The next important king of the Slave dynasty was Shams-ud-din Iltutmush, who himself was a slave of Qutub-ud-din Aibak. Iltutmush ruled for around 26 years from 1211 to 1236 and was responsible for setting the Sultanate of Delhi on strong footings. Razia Begum, the capable daughter of Iltutmush, was the first and the only Muslim lady who ever adorned the throne of Delhi. She fought valiantly, but was defeated and killed.
Finally, the youngest son of Iltutmush, Nasir-ud-din Mahmud became Sultan in 1245. Though Mahmud ruled India for around 20 years, but throughout his tenure the main power remained in the hands of Balban, his Prime Minister. On death of Mahmud, Balban directly took over the throne and ruled Delhi. During his rule from 1266 to 1287, Balban consolidated the administrative set up of the empire and completed the work started by Iltutmush.
The Khilji Dynasty
Following the death of Balban, the Sultanate became weak and there were number of revolts. This was the period when the nobles placed Jalal-ud-din Khilji on the throne. This marked the beginning of Khilji dynasty.
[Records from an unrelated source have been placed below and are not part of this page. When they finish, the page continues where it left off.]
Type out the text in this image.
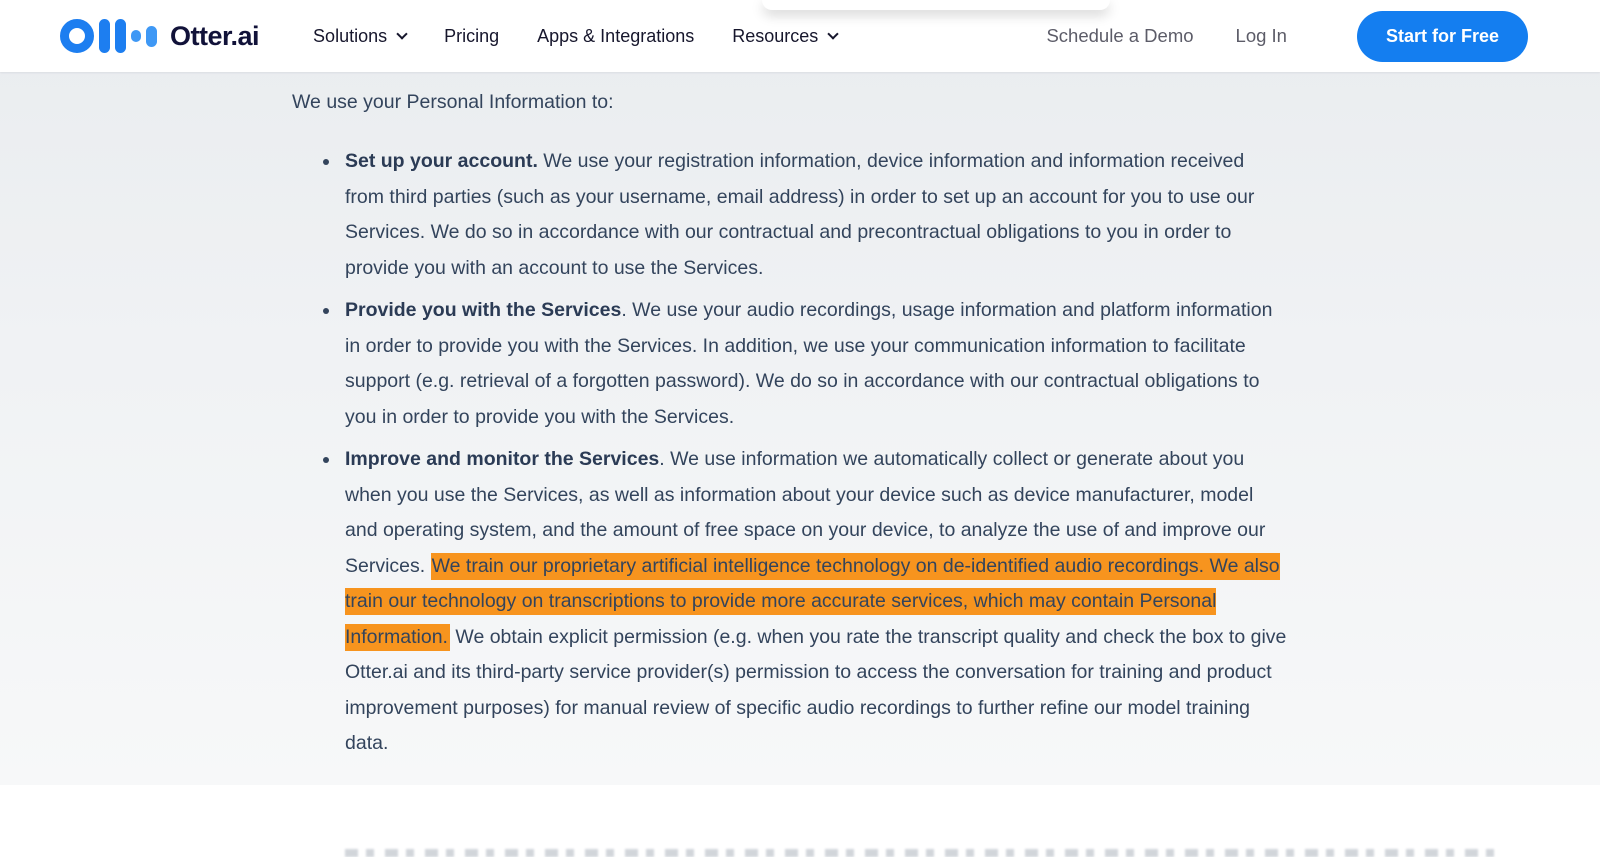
Otter.ai	Solutions	Pricing Apps & Integrations Resources	Schedule a Demo Log In	Start for Free

We use your Personal Information to:

Set up your account. We use your registration information, device information and information received from third parties (such as your username, email address) in order to set up an account for you to use our Services. We do so in accordance with our contractual and precontractual obligations to you in order to provide you with an account to use the Services.
Provide you with the Services. We use your audio recordings, usage information and platform information in order to provide you with the Services. In addition, we use your communication information to facilitate support (e.g. retrieval of a forgotten password). We do so in accordance with our contractual obligations to you in order to provide you with the Services.
Improve and monitor the Services. We use information we automatically collect or generate about you when you use the Services, as well as information about your device such as device manufacturer, model and operating system, and the amount of free space on your device, to analyze the use of and improve our Services. We train our proprietary artificial intelligence technology on de-identified audio recordings. We also train our technology on transcriptions to provide more accurate services, which may contain Personal Information. We obtain explicit permission (e.g. when you rate the transcript quality and check the box to give Otter.ai and its third-party service provider(s) permission to access the conversation for training and product improvement purposes) for manual review of specific audio recordings to further refine our model training data.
The rule of this dynasty started in 1290 A.D. Ala-ud-din Khilji, a nephew of Jalal-ud-din Khilji hatched a conspiracy and got Sultan Jalal-ud-din killed and proclaimed himself as the Sultan in 1296. Ala-ud-din Khilji was the first Muslim ruler whose empire covered almost whole of India up to its extreme south. He fought many battles, conquered Gujarat, Ranthambhor, Chittor, Malwa, and Deccan. During his reign of 20 years, Mongols invaded the country several times but were successfully repulsed. From these invasion Alla-ud-din Khilji learnt the lessons of keeping himself prepared, by fortifying and organizing his armed forces. Alla-ud-din died in 1316 A.D., and with his death, the Khilji dynasty came to an end.
The Tughlaq Dynasty
Ghyasuddin Tughlaq, who was the Governor of Punjab during the reign of Ala-ud-din Khilji, ascended the throne in 1320 A.D. and founded the Tughlaq dynasty. He conquered Warrangal and put down a revolt in Bengal. Muhammad-Bin-Tughlaq succeeded his father and extended the kingdom beyond India, into Central Asia. Mongols invaded India during Tughlaq rule, and were defeated this time too.
Muhammad-Bin-Tughlaq first shifted his capital from Delhi to Devagiri in Deccan. However, it had to be shifted back within two years. He inherited a massive empire but lost many of its provinces, more particularly Deccan and Bengal. He died in 1351 A.D. and his cousin, Feroz Tughlaq succeeded him.
Feroz Tughlaq did not contribute much to expand the territories of the empire, which he inherited. He devoted much of his energy to the betterment of the people. After his death in 1388, the Tughlaq dynasty came virtually to an end. Although the Tughlaqs continued to reign till 1412, the invasion of Delhi by Timur in 1398 may be said to mark the end of the Tughlaq empire.